Bun: The Sammie's bun is covered in poppy seeds and thick, and sometimes just a little on the dry side. Their ingredients are generally thicker than your average Chicago Dog's, so it fits that they have a bun that is almost inflated compared to most places. It's good, though, and the poppy seeds are dense enough on the bun's flank that picking up your meal to take a bite out of it elicits a soft sprinkling of seeds on your plate.
Toppings: Sammie's Chicago Dog is a decadent fat-boy when it comes to the toppings. It has the ridiculous(ly awesome) distinction of being one of the only Chicago Dog places that regularly includes a slice of cucumber on their hot dogs. It's a great addition to the standard palette, giving a watery counter to the savory goodness of the ensemble. When they include hot peppers, the Sammie's Chicago Dog is lined with green fire--where most places include only two or three per hot dog, Sammie's includes four at minimum. While some appreciate this, it's a little much for me, so I usually pass on the peppers, though the taste is not otherwise dominated by the peppers. The Sammie's pickle spear is at least twice the thickness of most other places, as are the full, fresh tomato slices that help to give a wholesome tang to the savory hot dog. They go fairly light on the celery salt, leaving it as a subtle bitter accent to go hand in hand with the smooth mustard. Finally, the cast is rounded off with some dark green relish. Overall, the Sammie's Chicago Dog is a jaw-extending experience that challenges you to fit all the elements in your mouth at once. When you're successful, you get a fireworks' display of distinctly savory, spicy, and salty tastes. Otherwise, you pick one slant to each nibble as you chip away at this filling dog.
Side: There's only one hot dog place I usually get mozzarella sticks from, and that's Sammie's. Full of thick cheese, these are firm, solid 'mozzo sticks'--not those hollow things that crumble as you pick them up you get at some places. The breading is good and evenly spiced, with very little superfluous stuff crumbling off as you dip your side into a nice marinara sauce. Their red sauce is the weak point: it is often a little bit on the fluid side. It's great for dipping, but good luck finding any rewarding chunks to lift out with your mozzarella stick.

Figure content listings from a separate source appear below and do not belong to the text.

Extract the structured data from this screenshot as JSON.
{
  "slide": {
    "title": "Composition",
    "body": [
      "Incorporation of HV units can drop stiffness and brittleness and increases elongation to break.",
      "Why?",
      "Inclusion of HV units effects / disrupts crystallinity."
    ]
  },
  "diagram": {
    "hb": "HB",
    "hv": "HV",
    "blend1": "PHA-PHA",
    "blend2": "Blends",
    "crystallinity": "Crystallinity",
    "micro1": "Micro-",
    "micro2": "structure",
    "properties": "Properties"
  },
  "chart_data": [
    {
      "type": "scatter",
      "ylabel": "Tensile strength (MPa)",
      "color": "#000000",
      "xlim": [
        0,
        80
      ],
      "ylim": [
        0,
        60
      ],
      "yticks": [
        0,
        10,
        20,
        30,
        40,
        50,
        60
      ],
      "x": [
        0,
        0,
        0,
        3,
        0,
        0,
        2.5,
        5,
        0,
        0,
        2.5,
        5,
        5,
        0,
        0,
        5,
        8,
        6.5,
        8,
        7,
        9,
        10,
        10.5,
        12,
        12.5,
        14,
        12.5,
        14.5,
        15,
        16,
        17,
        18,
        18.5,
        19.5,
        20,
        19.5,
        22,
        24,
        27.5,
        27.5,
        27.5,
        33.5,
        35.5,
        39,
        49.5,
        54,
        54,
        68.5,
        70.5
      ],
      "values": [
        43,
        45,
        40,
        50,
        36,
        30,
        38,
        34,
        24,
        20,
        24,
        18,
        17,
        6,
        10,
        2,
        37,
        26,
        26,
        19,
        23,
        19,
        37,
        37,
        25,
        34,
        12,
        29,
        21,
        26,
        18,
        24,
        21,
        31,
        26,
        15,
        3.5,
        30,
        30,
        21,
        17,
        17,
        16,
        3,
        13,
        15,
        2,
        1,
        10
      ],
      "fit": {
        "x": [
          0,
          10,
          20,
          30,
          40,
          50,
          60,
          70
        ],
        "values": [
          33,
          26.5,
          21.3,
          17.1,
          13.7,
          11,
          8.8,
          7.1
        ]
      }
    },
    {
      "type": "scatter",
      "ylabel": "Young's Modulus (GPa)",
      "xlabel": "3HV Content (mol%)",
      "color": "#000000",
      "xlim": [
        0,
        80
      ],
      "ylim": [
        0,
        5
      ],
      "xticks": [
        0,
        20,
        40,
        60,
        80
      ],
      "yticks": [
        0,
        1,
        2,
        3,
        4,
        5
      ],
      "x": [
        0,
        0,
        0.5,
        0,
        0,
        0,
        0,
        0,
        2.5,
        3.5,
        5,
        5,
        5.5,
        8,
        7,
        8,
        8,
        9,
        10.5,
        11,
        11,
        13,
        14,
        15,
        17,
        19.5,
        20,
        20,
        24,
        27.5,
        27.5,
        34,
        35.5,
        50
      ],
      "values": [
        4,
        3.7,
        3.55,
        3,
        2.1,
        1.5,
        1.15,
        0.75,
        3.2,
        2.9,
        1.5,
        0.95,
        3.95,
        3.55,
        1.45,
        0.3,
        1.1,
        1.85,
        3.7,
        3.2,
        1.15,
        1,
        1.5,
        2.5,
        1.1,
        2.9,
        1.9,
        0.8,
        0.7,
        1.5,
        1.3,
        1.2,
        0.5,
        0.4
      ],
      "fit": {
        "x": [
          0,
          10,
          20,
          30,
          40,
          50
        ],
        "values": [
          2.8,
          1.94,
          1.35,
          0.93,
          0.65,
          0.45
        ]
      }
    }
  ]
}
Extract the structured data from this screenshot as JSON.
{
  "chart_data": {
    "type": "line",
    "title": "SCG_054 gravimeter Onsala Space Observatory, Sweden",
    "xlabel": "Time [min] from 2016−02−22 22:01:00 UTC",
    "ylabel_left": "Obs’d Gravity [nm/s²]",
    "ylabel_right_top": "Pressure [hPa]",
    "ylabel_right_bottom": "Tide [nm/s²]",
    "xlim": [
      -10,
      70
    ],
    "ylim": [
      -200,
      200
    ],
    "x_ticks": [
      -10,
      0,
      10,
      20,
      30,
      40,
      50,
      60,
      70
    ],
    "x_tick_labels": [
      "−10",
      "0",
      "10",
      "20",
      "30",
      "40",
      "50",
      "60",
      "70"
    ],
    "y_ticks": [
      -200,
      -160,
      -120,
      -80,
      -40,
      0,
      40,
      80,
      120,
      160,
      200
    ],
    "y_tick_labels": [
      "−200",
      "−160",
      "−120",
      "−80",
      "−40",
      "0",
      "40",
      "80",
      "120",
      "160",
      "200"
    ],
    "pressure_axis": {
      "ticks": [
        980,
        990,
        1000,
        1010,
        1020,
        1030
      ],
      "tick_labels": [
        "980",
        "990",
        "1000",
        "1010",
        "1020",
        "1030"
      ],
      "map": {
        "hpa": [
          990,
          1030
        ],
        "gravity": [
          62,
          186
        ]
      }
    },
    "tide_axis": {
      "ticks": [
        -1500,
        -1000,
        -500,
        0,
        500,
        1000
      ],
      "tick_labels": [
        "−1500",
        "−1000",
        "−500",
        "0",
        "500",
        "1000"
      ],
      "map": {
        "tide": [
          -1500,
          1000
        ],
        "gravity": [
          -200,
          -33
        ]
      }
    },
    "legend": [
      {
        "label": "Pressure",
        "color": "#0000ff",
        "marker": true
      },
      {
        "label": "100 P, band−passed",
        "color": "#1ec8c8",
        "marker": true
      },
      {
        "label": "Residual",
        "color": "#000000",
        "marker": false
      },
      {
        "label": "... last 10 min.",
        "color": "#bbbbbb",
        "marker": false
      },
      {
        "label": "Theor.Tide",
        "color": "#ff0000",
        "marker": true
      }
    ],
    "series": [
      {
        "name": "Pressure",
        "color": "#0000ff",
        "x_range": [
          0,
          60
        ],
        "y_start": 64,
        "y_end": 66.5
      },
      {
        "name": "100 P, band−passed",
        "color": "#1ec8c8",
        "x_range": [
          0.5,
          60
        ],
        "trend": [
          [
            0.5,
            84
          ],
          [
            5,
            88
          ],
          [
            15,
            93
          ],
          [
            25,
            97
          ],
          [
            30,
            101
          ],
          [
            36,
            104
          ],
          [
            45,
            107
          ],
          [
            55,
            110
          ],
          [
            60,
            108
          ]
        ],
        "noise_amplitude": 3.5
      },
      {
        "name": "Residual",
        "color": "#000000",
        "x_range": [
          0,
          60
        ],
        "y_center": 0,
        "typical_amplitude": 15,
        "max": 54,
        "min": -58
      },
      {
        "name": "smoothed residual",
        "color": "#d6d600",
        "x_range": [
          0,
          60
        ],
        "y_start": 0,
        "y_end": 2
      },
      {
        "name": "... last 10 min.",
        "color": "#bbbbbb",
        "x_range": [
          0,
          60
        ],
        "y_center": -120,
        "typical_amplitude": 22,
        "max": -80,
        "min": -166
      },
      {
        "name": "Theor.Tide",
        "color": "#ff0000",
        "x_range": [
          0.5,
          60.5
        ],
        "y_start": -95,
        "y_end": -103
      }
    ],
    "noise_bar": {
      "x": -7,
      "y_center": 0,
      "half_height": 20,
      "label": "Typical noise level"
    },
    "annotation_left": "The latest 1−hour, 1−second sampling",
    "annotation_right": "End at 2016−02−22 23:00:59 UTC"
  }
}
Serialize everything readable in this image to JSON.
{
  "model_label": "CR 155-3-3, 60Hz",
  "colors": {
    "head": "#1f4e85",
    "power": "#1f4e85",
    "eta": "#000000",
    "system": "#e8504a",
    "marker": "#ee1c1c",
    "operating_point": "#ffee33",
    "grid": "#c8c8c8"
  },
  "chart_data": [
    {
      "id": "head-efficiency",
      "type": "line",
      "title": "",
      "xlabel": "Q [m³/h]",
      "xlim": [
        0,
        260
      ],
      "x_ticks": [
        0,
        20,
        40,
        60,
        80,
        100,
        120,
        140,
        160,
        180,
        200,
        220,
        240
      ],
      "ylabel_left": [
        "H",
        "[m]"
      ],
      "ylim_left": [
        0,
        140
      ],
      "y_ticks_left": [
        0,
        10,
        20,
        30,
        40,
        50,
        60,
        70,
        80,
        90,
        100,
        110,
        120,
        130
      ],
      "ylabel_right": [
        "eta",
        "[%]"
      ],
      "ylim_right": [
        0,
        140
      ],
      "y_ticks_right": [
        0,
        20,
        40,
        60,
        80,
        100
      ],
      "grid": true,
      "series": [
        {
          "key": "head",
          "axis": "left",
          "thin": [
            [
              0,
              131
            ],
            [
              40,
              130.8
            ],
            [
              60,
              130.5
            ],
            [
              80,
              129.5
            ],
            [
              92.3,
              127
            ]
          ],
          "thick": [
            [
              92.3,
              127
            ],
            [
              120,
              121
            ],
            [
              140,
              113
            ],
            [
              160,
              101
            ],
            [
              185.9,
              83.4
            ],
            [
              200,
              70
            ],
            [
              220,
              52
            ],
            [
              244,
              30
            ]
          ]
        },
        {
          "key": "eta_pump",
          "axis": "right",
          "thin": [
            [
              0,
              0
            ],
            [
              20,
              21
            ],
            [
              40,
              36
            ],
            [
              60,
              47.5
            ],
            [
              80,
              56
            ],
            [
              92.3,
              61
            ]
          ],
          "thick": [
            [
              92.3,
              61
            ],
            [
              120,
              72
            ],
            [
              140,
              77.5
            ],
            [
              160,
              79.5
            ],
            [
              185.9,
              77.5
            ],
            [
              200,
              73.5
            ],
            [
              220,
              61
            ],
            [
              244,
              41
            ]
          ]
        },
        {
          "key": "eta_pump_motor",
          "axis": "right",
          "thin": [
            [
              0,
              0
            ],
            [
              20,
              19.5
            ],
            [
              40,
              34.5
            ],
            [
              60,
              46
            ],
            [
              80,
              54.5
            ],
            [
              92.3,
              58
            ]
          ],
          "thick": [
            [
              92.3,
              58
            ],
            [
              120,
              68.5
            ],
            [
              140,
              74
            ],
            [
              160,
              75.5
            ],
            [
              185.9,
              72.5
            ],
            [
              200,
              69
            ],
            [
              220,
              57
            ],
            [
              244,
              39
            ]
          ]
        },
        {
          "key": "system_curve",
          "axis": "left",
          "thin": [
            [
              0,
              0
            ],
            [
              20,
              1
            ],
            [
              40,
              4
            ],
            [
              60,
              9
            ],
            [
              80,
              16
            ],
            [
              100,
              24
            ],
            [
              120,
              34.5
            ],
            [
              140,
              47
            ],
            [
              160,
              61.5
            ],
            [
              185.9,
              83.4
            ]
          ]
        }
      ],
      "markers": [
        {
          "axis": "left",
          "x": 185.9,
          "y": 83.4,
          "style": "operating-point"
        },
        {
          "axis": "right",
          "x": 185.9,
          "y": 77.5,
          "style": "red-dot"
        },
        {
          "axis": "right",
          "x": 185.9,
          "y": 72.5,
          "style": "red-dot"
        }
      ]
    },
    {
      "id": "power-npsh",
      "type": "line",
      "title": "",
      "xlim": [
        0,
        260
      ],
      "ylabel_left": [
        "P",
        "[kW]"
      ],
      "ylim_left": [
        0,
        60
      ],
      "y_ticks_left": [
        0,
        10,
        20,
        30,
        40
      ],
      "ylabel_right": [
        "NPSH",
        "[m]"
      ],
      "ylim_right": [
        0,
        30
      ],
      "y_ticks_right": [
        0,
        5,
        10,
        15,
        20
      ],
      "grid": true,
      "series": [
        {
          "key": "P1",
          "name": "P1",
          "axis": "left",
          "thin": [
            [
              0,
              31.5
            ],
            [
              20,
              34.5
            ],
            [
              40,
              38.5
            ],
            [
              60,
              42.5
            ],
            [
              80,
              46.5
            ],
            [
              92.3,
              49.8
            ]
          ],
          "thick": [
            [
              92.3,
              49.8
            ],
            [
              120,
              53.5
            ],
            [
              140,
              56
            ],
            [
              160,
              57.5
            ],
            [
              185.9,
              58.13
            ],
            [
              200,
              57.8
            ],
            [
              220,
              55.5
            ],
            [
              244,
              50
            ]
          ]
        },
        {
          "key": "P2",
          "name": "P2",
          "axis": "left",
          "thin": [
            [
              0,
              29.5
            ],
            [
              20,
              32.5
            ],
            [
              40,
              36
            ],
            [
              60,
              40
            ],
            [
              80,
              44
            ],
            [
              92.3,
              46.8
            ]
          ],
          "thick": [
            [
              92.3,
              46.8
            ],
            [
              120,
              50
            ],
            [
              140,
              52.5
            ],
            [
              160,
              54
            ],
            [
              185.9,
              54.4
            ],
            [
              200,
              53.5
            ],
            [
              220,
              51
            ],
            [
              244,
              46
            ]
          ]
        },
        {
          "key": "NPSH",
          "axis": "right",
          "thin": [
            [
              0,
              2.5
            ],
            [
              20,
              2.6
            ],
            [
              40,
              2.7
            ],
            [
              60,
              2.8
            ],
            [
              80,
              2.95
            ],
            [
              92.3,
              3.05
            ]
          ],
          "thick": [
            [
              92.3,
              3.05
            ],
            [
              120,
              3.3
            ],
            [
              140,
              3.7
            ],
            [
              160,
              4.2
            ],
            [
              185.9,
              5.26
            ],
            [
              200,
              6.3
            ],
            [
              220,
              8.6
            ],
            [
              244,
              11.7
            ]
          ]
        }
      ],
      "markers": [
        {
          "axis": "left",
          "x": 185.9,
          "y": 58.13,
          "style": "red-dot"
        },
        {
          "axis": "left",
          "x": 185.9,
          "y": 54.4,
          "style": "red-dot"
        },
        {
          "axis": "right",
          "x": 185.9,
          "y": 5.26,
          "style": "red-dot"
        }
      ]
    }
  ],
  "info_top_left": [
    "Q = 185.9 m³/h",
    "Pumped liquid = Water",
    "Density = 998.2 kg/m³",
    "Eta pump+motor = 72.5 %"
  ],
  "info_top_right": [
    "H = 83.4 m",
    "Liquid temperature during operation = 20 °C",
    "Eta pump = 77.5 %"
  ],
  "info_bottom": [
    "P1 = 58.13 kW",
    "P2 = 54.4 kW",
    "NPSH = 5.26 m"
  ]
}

Venue: There are few places so inherently soothing to me as a good hot dog place, and I think that began with Sammie's. Each of their three locations have a clean, cozy atmosphere, with trademark booths of curved particle wood with laminate that is comfy and simple at the same time. Each shop has a couple of old analog TVs slung up in the far corners of the ceiling, with a Chicago ball game of some kind playing whenever there's one to be seen. Decorations are pretty spare, but each shop features one or more of those classic Vienna Beef posters. I must say I'm a fan of those posters, as I have one in a place of honor in my game room.